The woman, whom Miss Kim only knew slightly, came to her and told her very bluntly of Sun Myung Moon, his message and his mission. She said that Reverend Moon wanted to meet Miss Kim. The way the lady introduced Reverend Moon and the Divine Principle to Miss Kim would be enough to dismiss the woman as a crackpot, and especially by someone well educated in Christianity, Miss Kim thought, if there is any truth in this whatsoever, I must find out.

She could not travel normally because of her weakened physical condition, so two men were sent from the church to bring Miss Kim to meet Reverend Moon. They carried her on a stretcher through the streets of Seoul to the church. Reverend Moon began to teach the Divine Principle to her. She stayed at the church for 3 days listening while he explained his revelation. As he taught her the illness began to disappear and by the end of those 3 days the symptoms she suffered disappeared. She was told that it was the power of the Divine Principle that healed her. During this time ladies from the church were in another room praying almost continuously for her.

She returned to the university pondering what she learned in those few short days and the man giving this message. She began to witness to Reverend Moon and his message. Her friend Mrs. Won Pak Choi, a professor of English at Eh Wha University also joined. When the University heard of their involvement with Unification Church, the ladies were fired from their teaching positions. There were a number of students at the university who also joined the church and later were expelled from the university because of their religious activities. After this group from the university joined this small church, there was a drought period when practically no one joined.

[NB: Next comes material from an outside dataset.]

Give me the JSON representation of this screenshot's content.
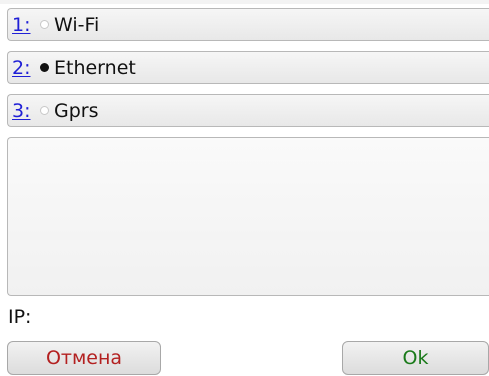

This was the beginning of a period of extreme persecution. They were given the cult label. The persecution was perpetuated in Korean newspapers. When Reverend Moon became known in America, the Washington Post sent some of it's staff to Korea to dig up all the dirt on the church that was to be found there. For many years, practically all that was printed in the United States about Reverend Moon and the Unification Church was a rehash of the Washington Post articles.

At some point Reverend Moon asked Miss Kim to prepare a version of the Divine Principle in English then go as a missionary to the United States. She was chosen for this mission because of her theological education and command of the English language because of attending school in Canada. Because of Eve's role in the fall of man, it was also important that women fill a prominent role in reversing the the fall and the restoration of the world. She was well qualified for this mission, and indeed had prepared for it her entire life.

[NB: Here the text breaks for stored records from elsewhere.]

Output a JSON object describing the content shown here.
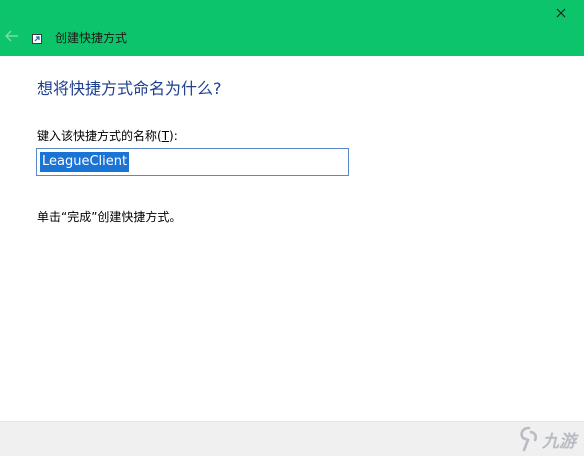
{
  "window": {
    "title": "创建快捷方式",
    "accent_color": "#0cc46a"
  },
  "icons": {
    "back": "arrow-left-icon",
    "wizard": "shortcut-icon",
    "close": "close-icon"
  },
  "main": {
    "heading": "想将快捷方式命名为什么?",
    "label_prefix": "键入该快捷方式的名称(",
    "label_hotkey": "T",
    "label_suffix": "):",
    "input_value": "LeagueClient",
    "hint": "单击“完成”创建快捷方式。"
  },
  "watermark": {
    "text": "九游"
  }
}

Miss Kim approached her difficult mission with some reluctance. She was plagued with doubts whether Americans could understand the Divine Principle or indeed would even be interested in it. She began working on the book, and often found excuses to delay the writing. All the time she wrestled with doubts about the Americans accepting Reverend Moon and the Divine Principle. But, when she delayed the writing and the mission, her previous illness returned. This she took as sign convincing her to return to the writing, and when she did, the illness left.

She planned not to translate the Korean Divine Principle book, but to write one in English approaching the Divine Principle from Western thought and the Western understanding of Christianity. The very first copies were individually typed by members. When I once mentioned, "you mean they typed all that by hand?" she replied with a typical Miss Kim reply to a dumb question, "do you think they typed them with their feet?". A later version was mimeographed in Korea and bound in a small paperback version which she brought to the United States, but never used. She immediately set about rewriting the Divine Principle.

Young Oon Kim arrived in the United States in January 1959. She entered the country as a student at the University of Oregon, and became established in Eugene. Thus her mission began.